If Labour Needs to Move Left, Why are the Greens Stuck in the Teens?
A couple of themes that occasionally pop up in The Standard’s comments are the need for the Labour Party to adopt more left wing policies to ‘win’ the next election and, less often, and far less likely, predictions that the NZLP will soon be the junior partner on the left.
I’m in favour of Labour adopting left wing policies and I will be doing my best to make sure we have credible, well thought out left platforms adopted at the next national conference, in Christchurch, this November. Those policies will be binding on caucus and the party will expect the campaign to be fought on the ideas, issues and solutions the membership want taken to the electorate. I suspect some policies will be dead rats for Shearer and the coterie around him, but tough. That’s democracy.
But if the Labour Party presents policies that are as left wing as some of those espoused by the Greens, will that make the difference? Will that lift the NZLP vote into the high thirties/low forties, where it should really be under MMP?
I suspect not.
Whether Standardistas like it or not, a leftist, or even leftish, platform, by itself, does not guarantee support, let alone victory, in Western Parliamentary elections. If it did, then the Greens would already be outpolling Labour. But they are not; and, I confidently predict, they never will.
There are two reasons for it. Firstly, the Green’s branding limits them to single figures, or just above. The party name suggests that environmental policies are the limit of their ambition. Not true, of course, but that is how they are perceived and the results reflect that fact.
It is to the considerable credit of kiwi greens MP’s and activists that the GP has been more successful than any other Green Party worldwide, but that’s as far as its likely to go.
Secondly, the NZ Labour Party has history on its side. It has been, and remains, the only credible alternative leader of Government in NZ. It’s been National or Labour for 75 years and for a lot of voters, it’s barely different from choosing Ford or Holden when Bathurst rolls around each year.
National and Labour are the Big Beasts of NZ politics and MMP has not changed that.
So, what’s the other factor in getting a left Government in place? Well, it’s leadership, obviously enough.
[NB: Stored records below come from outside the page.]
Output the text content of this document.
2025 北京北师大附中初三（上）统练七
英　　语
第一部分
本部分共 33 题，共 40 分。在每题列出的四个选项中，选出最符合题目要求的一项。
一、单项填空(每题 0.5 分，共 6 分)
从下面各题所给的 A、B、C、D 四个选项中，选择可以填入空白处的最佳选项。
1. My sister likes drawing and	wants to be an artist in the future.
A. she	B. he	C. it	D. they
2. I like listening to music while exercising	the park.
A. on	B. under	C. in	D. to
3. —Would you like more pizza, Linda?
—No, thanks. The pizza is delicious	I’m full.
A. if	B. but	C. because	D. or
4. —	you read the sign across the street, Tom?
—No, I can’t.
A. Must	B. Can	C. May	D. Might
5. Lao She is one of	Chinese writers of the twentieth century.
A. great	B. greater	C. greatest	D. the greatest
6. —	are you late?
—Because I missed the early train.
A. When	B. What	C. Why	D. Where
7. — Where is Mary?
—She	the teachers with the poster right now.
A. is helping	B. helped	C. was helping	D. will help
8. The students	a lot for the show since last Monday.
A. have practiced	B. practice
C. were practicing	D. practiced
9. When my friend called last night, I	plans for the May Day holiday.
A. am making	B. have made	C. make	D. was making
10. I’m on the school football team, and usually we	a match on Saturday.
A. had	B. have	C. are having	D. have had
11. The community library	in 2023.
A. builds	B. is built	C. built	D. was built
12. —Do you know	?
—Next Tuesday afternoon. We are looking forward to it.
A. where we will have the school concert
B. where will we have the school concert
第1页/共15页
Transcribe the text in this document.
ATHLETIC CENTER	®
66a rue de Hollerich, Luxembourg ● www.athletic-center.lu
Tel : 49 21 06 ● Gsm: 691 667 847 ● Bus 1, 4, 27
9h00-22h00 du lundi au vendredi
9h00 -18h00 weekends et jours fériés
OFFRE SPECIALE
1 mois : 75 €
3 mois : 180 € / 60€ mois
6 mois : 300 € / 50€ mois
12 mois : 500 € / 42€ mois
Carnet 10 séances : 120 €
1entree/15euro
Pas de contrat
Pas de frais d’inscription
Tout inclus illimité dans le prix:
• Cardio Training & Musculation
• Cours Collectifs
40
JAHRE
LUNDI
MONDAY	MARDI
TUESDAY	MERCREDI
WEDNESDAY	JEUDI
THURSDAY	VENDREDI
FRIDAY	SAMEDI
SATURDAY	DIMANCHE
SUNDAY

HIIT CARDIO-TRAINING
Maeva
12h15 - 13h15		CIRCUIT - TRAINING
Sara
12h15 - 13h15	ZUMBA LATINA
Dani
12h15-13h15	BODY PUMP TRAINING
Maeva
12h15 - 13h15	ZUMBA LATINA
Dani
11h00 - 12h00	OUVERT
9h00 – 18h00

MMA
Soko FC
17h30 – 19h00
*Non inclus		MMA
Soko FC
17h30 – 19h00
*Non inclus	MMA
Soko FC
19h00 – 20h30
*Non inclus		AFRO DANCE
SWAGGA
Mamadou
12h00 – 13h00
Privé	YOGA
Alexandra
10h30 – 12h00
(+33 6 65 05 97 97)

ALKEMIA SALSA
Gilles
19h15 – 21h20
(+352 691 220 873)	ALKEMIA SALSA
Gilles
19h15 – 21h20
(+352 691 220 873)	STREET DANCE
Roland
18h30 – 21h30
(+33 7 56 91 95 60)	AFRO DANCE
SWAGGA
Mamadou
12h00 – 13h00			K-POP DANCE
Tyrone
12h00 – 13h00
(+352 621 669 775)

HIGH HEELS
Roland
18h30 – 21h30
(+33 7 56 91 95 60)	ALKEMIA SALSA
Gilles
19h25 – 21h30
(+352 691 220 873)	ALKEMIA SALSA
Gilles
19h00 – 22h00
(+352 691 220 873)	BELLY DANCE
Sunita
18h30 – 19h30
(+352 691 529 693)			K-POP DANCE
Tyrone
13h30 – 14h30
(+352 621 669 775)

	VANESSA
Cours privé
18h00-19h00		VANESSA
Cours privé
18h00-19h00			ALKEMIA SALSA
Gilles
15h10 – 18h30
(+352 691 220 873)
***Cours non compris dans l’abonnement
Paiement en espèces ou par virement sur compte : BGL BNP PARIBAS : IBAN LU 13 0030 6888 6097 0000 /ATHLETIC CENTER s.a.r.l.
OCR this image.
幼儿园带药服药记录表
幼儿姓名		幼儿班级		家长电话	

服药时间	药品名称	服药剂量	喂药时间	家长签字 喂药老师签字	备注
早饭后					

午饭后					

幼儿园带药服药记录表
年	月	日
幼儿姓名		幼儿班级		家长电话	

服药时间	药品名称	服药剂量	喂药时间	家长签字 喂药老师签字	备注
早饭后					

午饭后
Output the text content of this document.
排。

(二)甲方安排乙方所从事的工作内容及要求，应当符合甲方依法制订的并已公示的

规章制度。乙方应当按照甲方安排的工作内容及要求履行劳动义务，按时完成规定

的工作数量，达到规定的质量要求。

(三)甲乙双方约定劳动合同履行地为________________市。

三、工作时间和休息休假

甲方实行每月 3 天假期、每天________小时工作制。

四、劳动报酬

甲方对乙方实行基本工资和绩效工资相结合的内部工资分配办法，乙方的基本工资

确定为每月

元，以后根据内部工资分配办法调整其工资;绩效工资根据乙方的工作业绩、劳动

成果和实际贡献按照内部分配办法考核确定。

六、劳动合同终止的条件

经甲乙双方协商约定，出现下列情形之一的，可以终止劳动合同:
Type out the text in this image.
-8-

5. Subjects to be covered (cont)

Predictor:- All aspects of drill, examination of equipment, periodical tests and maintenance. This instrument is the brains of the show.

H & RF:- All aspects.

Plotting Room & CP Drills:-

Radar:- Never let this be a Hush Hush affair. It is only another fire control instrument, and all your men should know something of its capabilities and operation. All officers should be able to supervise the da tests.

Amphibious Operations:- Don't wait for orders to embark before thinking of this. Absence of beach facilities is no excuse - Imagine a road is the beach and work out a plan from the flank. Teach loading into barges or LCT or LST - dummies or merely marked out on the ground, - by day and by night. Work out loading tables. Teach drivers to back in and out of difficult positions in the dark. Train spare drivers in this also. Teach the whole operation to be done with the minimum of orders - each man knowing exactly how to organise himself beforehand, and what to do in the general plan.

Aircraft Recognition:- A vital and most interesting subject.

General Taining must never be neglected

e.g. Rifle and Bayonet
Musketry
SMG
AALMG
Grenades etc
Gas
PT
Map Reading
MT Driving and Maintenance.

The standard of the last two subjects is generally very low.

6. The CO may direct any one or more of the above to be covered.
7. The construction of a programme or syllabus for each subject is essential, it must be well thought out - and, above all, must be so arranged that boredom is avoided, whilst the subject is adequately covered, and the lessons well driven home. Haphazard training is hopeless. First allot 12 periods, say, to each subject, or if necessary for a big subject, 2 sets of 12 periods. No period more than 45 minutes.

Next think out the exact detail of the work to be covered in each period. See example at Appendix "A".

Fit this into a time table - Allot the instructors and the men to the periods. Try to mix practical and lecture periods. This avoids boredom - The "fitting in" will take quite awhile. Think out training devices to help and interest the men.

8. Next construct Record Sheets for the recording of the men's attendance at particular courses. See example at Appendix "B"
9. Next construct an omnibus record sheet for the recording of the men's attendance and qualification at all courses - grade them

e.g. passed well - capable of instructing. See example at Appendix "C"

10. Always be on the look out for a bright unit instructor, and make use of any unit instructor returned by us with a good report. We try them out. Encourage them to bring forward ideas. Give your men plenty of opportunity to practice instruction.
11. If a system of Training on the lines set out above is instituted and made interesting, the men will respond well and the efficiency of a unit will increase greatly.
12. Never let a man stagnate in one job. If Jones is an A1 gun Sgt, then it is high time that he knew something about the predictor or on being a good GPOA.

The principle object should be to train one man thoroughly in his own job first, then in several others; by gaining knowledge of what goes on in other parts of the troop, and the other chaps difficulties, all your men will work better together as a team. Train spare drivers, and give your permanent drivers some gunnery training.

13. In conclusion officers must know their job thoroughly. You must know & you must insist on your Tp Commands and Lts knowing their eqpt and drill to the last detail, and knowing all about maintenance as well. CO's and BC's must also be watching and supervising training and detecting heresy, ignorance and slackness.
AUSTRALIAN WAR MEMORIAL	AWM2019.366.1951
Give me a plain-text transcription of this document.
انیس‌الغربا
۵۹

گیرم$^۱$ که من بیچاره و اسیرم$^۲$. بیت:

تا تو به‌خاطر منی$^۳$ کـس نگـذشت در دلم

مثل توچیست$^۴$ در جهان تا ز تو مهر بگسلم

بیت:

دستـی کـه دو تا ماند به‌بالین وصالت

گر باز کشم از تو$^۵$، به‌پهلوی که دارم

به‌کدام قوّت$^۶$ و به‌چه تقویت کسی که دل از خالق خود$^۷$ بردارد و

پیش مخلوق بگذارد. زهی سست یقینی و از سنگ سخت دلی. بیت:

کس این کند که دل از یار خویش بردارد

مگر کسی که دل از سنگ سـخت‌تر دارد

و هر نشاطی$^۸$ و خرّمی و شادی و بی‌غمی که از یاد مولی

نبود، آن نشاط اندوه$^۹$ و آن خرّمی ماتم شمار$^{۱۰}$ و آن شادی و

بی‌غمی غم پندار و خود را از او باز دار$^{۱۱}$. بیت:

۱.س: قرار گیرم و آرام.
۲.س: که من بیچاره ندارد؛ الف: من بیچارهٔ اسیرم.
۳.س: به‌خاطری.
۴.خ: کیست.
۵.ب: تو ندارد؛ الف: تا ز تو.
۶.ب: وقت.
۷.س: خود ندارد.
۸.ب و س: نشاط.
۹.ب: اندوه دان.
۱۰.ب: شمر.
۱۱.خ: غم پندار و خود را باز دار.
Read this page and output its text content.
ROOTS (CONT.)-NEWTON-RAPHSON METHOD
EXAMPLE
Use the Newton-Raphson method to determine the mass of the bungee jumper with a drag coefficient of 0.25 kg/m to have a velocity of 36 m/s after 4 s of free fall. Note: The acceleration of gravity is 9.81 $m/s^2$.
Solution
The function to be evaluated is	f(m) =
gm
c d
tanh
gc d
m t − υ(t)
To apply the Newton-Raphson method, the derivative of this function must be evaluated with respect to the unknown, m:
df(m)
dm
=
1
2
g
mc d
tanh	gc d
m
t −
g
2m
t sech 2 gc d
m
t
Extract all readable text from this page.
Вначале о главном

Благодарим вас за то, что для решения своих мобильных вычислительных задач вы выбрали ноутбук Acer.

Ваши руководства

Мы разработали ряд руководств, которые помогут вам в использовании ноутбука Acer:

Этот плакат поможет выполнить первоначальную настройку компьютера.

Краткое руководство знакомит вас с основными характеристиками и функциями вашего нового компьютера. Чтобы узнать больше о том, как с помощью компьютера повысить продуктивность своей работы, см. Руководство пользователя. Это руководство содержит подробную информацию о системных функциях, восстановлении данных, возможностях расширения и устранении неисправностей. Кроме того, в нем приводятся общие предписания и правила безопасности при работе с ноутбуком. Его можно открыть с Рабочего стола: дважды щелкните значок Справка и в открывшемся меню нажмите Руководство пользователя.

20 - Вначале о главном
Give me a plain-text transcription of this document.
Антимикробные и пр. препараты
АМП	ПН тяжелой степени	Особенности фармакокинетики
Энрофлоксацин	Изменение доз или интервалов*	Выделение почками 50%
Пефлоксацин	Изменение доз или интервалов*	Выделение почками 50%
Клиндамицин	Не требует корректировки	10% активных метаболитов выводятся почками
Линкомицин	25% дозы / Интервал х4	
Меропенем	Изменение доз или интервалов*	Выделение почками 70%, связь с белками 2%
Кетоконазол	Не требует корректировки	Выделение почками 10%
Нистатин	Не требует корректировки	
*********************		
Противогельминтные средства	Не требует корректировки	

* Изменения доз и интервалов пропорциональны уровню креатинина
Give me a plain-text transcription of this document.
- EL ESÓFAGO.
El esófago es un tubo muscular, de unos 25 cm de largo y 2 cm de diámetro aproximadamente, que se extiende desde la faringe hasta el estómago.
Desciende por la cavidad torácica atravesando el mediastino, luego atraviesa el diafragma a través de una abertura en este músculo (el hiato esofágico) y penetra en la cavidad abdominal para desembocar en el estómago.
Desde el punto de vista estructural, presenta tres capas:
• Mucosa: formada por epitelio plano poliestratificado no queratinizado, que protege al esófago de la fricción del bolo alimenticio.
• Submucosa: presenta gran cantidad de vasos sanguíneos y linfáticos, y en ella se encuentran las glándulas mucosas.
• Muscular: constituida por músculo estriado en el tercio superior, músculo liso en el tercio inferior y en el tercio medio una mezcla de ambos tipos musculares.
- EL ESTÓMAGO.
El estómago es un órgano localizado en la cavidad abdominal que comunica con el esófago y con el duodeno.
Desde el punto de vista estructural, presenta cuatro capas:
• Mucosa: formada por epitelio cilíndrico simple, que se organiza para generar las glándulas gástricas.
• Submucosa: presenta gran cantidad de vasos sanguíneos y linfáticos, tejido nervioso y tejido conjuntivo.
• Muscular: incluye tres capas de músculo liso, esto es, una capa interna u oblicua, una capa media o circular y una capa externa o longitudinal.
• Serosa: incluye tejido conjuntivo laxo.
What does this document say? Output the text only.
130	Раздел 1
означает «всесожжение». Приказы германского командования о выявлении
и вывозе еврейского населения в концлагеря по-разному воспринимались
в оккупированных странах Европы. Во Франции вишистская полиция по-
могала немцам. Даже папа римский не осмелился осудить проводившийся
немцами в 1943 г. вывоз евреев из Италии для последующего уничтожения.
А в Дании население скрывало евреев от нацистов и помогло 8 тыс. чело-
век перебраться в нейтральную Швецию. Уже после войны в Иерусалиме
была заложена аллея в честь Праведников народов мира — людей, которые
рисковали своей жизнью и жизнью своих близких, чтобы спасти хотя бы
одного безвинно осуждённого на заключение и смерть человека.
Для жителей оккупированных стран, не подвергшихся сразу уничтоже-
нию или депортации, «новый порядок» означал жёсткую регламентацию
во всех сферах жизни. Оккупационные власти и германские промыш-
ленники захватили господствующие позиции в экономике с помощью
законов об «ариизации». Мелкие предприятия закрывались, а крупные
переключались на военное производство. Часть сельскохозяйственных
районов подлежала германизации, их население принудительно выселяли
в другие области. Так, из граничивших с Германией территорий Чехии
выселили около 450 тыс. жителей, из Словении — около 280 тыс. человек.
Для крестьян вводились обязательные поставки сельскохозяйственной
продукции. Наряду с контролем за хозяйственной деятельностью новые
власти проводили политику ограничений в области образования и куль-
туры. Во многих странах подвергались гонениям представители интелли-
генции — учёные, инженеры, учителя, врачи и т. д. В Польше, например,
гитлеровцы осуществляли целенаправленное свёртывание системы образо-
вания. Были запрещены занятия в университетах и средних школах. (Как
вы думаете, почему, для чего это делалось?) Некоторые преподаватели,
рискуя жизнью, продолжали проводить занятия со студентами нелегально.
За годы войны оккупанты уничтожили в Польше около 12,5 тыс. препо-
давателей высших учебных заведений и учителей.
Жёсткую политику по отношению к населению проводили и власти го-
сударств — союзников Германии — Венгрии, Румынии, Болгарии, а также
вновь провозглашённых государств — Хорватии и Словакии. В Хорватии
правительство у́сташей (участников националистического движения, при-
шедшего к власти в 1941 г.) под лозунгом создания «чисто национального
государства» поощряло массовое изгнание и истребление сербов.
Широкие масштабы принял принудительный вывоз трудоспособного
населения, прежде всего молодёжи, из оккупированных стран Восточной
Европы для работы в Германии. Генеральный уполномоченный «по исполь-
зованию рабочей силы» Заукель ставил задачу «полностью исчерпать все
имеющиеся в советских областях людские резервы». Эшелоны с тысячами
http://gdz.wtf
And David Shearer’s minor oversight in forgetting he had $50k or more socked away in a yank bank tells me that he doesn’t have what it takes for the kind of victory the NZ people deserve.
I’m not saying that he won’t be PM after the next election, but the majority will be painfully thin, when we should be heading for a repeat of 1999. But, then, in ‘99, we had a clear alternative Government to vote for: Labour/Alliance. Few signs yet that NZLP and the Greens will be able to present a similarly credible bloc to vote for this time round.
My prediction? NZLP 35%, Greens 12%. I’m not even sure that the Greens will be part of the next Government. It could well be a minority LP/NZF with GP support on confidence and supply, because the continuous slippage in National’s vote since the last election will help shore up Winston and I believe Shearer will opt for the least challenging coalition partner, being the pragmatist that he appears to be.
One final point on Winston; he doesn’t seem to be as belligerent toward the Greens as he was six years ago. Perhaps he’s ready to swallow a dead rat of his own?
The dead rat link and other links don’t work. If they are fixed at The Standard I’ll fix them here.